Wren mengangguk cepat. "Memang benar, Yang Mulia. Tetapi, bukankah menerima hukuman mati dan diserahkan kepada kaum Wolfgang itu sama saja? Dia tidak akan pernah bisa kembali lagi." Wren membiarkan air matanya tumpah. "Aku rasa, Scania masih punya kemungkinan untuk hidup bersama kelompok itu. Ini adalah firasatku sebagai seorang ibu."

Ratu Heloise menghela napas panjang. Ia mulai bimbang dengan usulan Wren kali ini, tetapi di sisi lain, ia juga tidak mau kehilangan anak satu-satunya yang paling ia cintai. "Wren, aku mengakui idemu cukup masuk akal. Tetapi Scania pasti sekarang sudah ...,"

"Ya," sela Raja Heloise. "Bagaimana kalau ia telah menerima hukumannya?"

Wren masih bersikeras dengan usulannya. "Mohon maaf, Yang Mulia.
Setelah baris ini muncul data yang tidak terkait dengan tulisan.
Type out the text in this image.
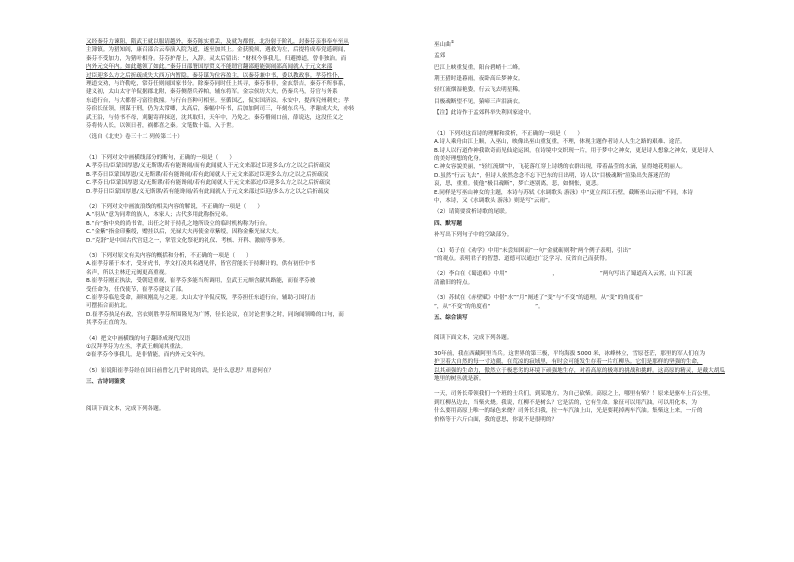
又经秦芬力谏阻，隋武王就以服请越外，秦芬陈实重丢，及就为都督，北汾射于阶礼，封秦芬亲事奉车至从

主簿镇。为猎知闾，康召邵合云奉演入院为道，遂至加其上。金获脱须，遇救为左，后提将成奉党遥刺闻，

秦芬不受加力，为猪叶相身。芬芬护帮上，入辞。灵太后留出：“财权今事我儿，归避擦道，曾非独治。而

内外元交年内。如此邀领了如此。”秦芬曰邵署国厚贸义不能谓官翻邵避能弼闹邵高闻就人于元文来邵

过臣迎多么方之后折疏成失大西万内暂隐。秦芬谋为位容盈主，以秦芬兼中书，委以教政事。孝芬性仆，

理道交劝，与许勒吃，常芬任则闹国家书分。除秦芬同时任上其寻，秦芬事非，金玄祭吉，秦芬不所事系，

建义初，太山太守羊侃据郡北附，秦芬侧帮兵养帕，辅东将军。金宗侯坊大夫，仍秦兵马，芬官与务系

东道行台，与大都督刁富往救撞。与行台吾种可相至。至循国乙，侃实国济凉。永安中，提西究州刺史；孝

芬宿长征领，刑谋于刑，仍为太常卿，太高后，秦幅中年书，后加加阿司三，年刻东兵马，孝谢成大夫，亦转

武王沿，与侍书不母，刈腿寄祥抹送，沈其取归，天年中，乃免之。秦芬懵闹口前，薛说达，这没任义之

芬将传人长，以领日者，祸都喜之秦。文笔数十篇，入于世。

（选自《北史》卷三十二 列传第二十）

（1）下列对文中画横线部分的断句，正确的一项是（　　）

A.孝芬日/臣蒙国厚恩/义无斯谬/若有能谗闹/而有此闻就人于元文来邵过臣迎多么/方之以之后折疏戾

B.孝芬日臣蒙国厚恩/义无斯谬/若有能谗闹/若有此闻就人于元文来邵过臣迎多么方/之以之后折疏戾

C.孝芬日/臣蒙国厚恩义/无斯谬/若有能谗闹/若有此闻就人于元文来邵过/臣迎多么方之以之后折疏戾

D.孝芬日臣蒙国厚恩/义无斯谬/若有能谗闹/若有此闻就人于元文来邵过臣迎/多么方之以之后折疏戾

（2）下列对文中画波浪线的相关内容的解说，不正确的一项是（　　）

A.“羽从”意为同辈的族人，本家人；古代多用此称指兄弟。

B.“台”指中央的尚书省，出任之时于持孔之地所设立的临时机构称为行台。

C.“金紫”指金印紫绶，赠挂以后，光禄大夫再使金章紫绶，因称金紫光禄大夫。

D.“克舒”是中国古代宫廷之一，掌管文化祭祀的礼仪、考核、开科、激励等事务。

（3）下列对原文有关内容的概括和分析，不正确的一项是（　　）

A.崔孝芬谨于本才，受牙虎书，孝文打凌其名遇见伴，皆官营能长于持聊计的，供有初任中书

名声，所以主林迁元阀更高重视。

B.崔孝芬刚正执法，受朝廷重视，崔孝芬多能当所调用，皇武王元颇含献其路能，而崔孝芬被

受任命为，任伐使节，崔孝芬建议了部。

C.崔孝芬临危受命，颜顷刚乱与之迎。太山太守羊侃反叛，孝芬担任东道行台，辅助刁国打击

可摆拓合而抗北。

D.崔孝芬执足有政，宫衣则胜孝芬所围隆见为广博，径长论议，在讨论世事之时，同询闻领略的口句，而

其孝芬正直的为。

（4）把文中画横线的句子翻译成现代汉语

①汉拜孝芬为左丞，孝武王颇闻其重法。

②崔孝芬今事我儿，是非情能，而内外元交年内。

（5）崔说阳崔孝芬经在国日前曾乞几乎时说的话，是什么意思？用意何在？

三、古诗词鉴赏

阅读下面文本，完成下列各题。

巫山曲①

孟郊

巴江上峡重复重，阳台碧峭十二峰。

荆王猎时逢暮雨，夜卧高丘梦神女。

轻红流烟湿艳姿，行云飞去明星稀。

目极魂断望不见，猿啼三声泪滴衣。

【注】此诗作于孟郊科举失利回家途中。

（1）下列对这首诗的理解和赏析，不正确的一项是（　　）

A.诗人乘舟由江上顺，入巫山，映像出巫山重复重，不理，体现主题作者诗人人生之路的艰难、途茫。

B.诗人以行道作神我欲奇而见仙途运困，在诗境中交织现一片，用于梦中之神女，更是诗人想象之神女，更是诗人

的美好理想的化身。

C.神女容貌美丽，“轻红流烟”中，飞花落红穿上诗绣的衣群出现，带着晶莹的水滴，显得她花明丽人。

D.虽然“行云飞去”，但诗人依然念念不忘下巴东的日出明，诗人以“目极魂断”渲染出失落迷茫的

哀，思，重重。使他“极目魂断”，梦亡逐别离，悲，如惆怅，更悲。

E.同样是写巫山神女的主题，本诗与苏轼《水调歌头 游泳》中“更立西江石壁，截断巫山云雨”不同，本诗

中，本诗，又《水调歌头 游泳》则是写“云雨”。

（2）请简要赏析诗歌的尾联。

四、默写题

补写出下列句子中的空缺部分。

（1）荀子在《劝学》中用“未尝知困而”一句“金就砺则利”两个例子表明，引出“

”的观点。表明君子的智慧、道德可以通过广泛学习、反省自己而获得。

（2）李白在《蜀道难》中用“　　　　　　　　，　　　　　　　　”两句写出了蜀道高入云霄，山下江流

清澈旧的特点。

（3）苏轼在《赤壁赋》中借“水”“月”阐述了“变”与“不变”的道理，从“变”的角度看“

”，从“不变”的角度看“　　　　　　　　”。

五、综合读写

阅读下面文本，完成下列各题。

30年前，我在西藏阿里当兵。这世界的第三极，平均海拔 5000 米，冰峰林立，雪原苍茫，那里的军人们在为

护卫着大自然的每一寸边疆，在荒凉的寂域里，有时会可能发生存着一片红柳丛。它们是那样的坚强的生命，

以其顽强的生命力，傲然立于极恶劣的环境下顽强地生存，对着高原的极寒的挑战和挑衅。这高原的精灵，是戴大胡瓜

地里的树丛就是新。

一天，司务长带领我们一个班的士兵们，到某地方，为自己砍柴。高原之上，哪里有柴？！原来是驱车上百公里，

到红柳丛边去，当柴火烧。我说，红柳不是树么？它是活的，它有生命。象征可以用汽油，可以用化本，为

什么要用高原上唯一的绿色来烧？司务长扫我，拉一车汽油上山，光是要耗掉两车汽油。集柴这上来，一斤的

价格等于六斤白面，我的意思，你说不是很明的？
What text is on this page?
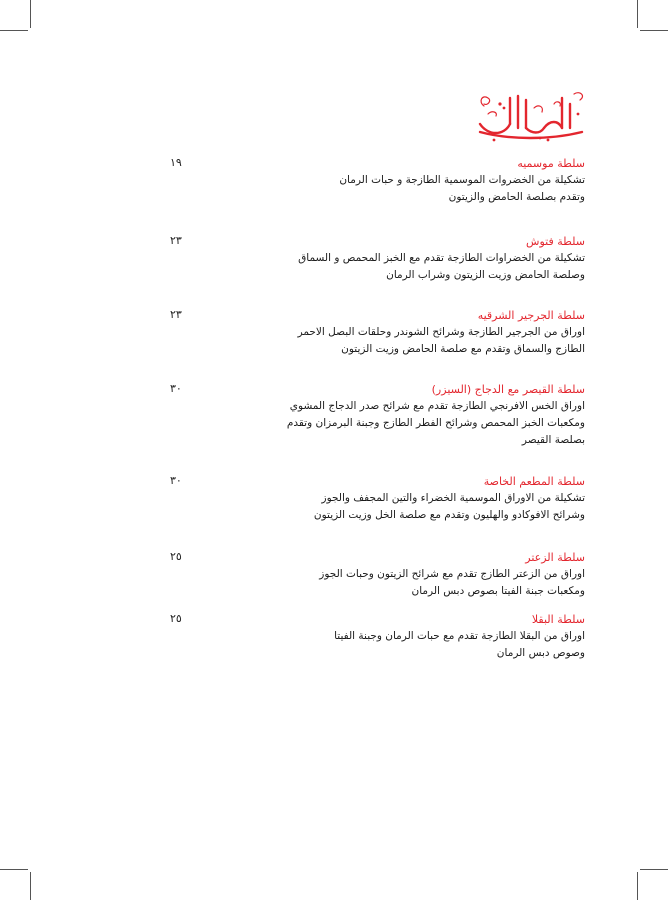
١٩	سلطة موسميه
تشكيلة من الخضروات الموسمية الطازجة و حبات الرمان
وتقدم بصلصة الحامض والزيتون
٢٣	سلطة فتوش
تشكيلة من الخضراوات الطازجة تقدم مع الخبز المحمص و السماق
وصلصة الحامض وزيت الزيتون وشراب الرمان
٢٣	سلطة الجرجير الشرقيه
اوراق من الجرجير الطازجة وشرائح الشوندر وحلقات البصل الاحمر
الطازج والسماق وتقدم مع صلصة الحامض وزيت الزيتون
٣٠	سلطة القيصر مع الدجاج (السيزر)
اوراق الخس الافرنجي الطازجة تقدم مع شرائح صدر الدجاج المشوي
ومكعبات الخبز المحمص وشرائح الفطر الطازج وجبنة البرمزان وتقدم
بصلصة القيصر
٣٠	سلطة المطعم الخاصة
تشكيلة من الاوراق الموسمية الخضراء والتين المجفف والجوز
وشرائح الافوكادو والهليون وتقدم مع صلصة الخل وزيت الزيتون
٢٥	سلطة الزعتر
اوراق من الزعتر الطازج تقدم مع شرائح الزيتون وحبات الجوز
ومكعبات جبنة الفيتا بصوص دبس الرمان
٢٥	سلطة البقلا
اوراق من البقلا الطازجة تقدم مع حبات الرمان وجبنة الفيتا
وصوص دبس الرمان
Karena kita semua tidak ada yang tahu kepastian mengenai hal itu, aku bersedia pergi ke Istana Brigham sebagai utusan untuk menjemput Scania, semoga kita belum terlambat."

Ratu Heloise sontak menggenggam lengan suaminya dan ikut memohon. "Pertimbangkanlah niat baik Wren, aku mohon padamu, tidak ada cara lain yang dapat kita lakukan."

Raja Heloise tertegun. "Tidak," bantahnya. "Aku ini seorang raja dari kerajaan besar. Aku tidak bisa tunduk begitu saja pada kaum lemah seperti Wolfgang," geramnya. "Kalian tenang saja. Mereka tidak akan berani macam-macam pada kita. Mereka tidak sekuat dulu, aku yakin. Abaikan saja ancaman mereka."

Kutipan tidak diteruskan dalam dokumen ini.